Despite being an avid sports fan, Mr McGuinness has never attended a home game at the national stadium in Windsor Park.
Sinn Fein's Caral Ni Chuilin was the first senior party figure to go to the venue when, as Sports Minister she watched Northern Ireland, play the Faroe Islands.
"It will be the first time I have ever attended a game," he added.
"People will no doubt read into it whatever they want but I am the Deputy First Minister and I want to be a Deputy First Minister for everybody in our community."
He insists his attendance should not become a distraction from activities on the pitch where he hopes Michael O'Neill's men can hold to at least a draw against world champions Germany in their final group game.
"I don't think there's anybody looking to turn this into a political event," he said.
Mr McGuinness also plans to watch the Republic of Ireland take on Italy on Wednesday.
He said: "I work on the basis that sport is a great unifier and what I am trying to do by attending both games is to show that I fully endorse and support the two teams in their quest for glory at the European Championships.
"It is a real opportunity to show people what has been achieved by both Michael and Martin O'Neill.
"It is something to be recognised and appreciated because it has given an awful lot of enjoyment to sports fans like myself and I think it is certainly something when it comes to a major championship like the Euros to acknowledge and, if possible, to be part of."
Northern Ireland are celebrating playing in their first major tournament for 30 years.
Mr McGuinness believes there would be more success if there was a n all-island football team.

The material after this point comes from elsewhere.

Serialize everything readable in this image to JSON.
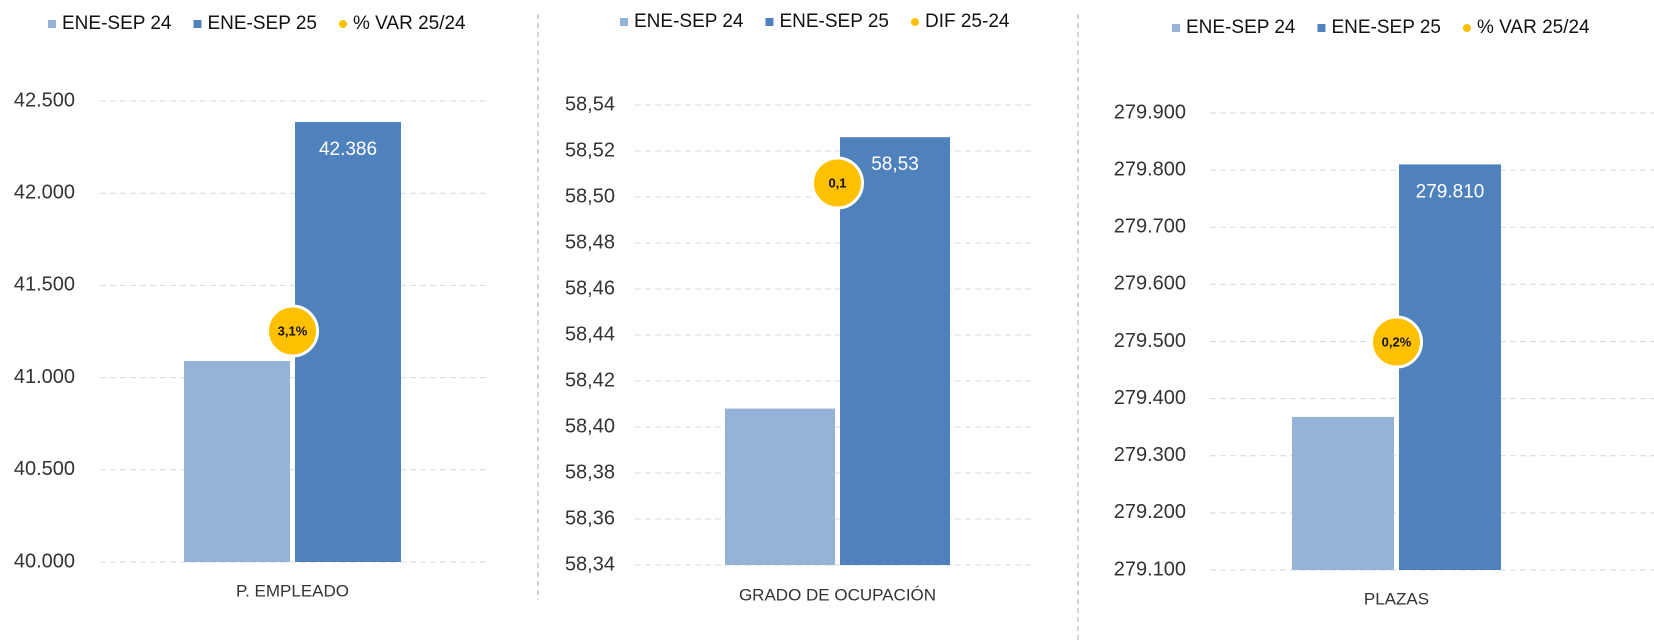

"I think everybody knows that we have a rugby team which represents the whole island of Ireland and has done so successfully; we have a cricket team that is from all over the island and we have boxers from all over the island.
"This is not a political point, this is a sporting point I think we would be much stronger if we had one team and a manager who was able to draw from the best of talent that we have north and south.
"We probably would go further in these competitions that we have done previously. That is purely my sporting analysis of it."
Last week First Minister Arlene Foster attended Northern Ireland's opening game against Poland where they were defeated 1-0.
Mr McGuinness said it would have been impractical to have accompanied the DUP leader because he was taking questions in the devolved Stormont Assembly the next day.
Meanwhile he also praised the behaviour of fans from both sides of the border adding: "It is something to be proud of. They have rightly be identified as some of the best fans in the competition. They are good humoured, they are focused on their sport."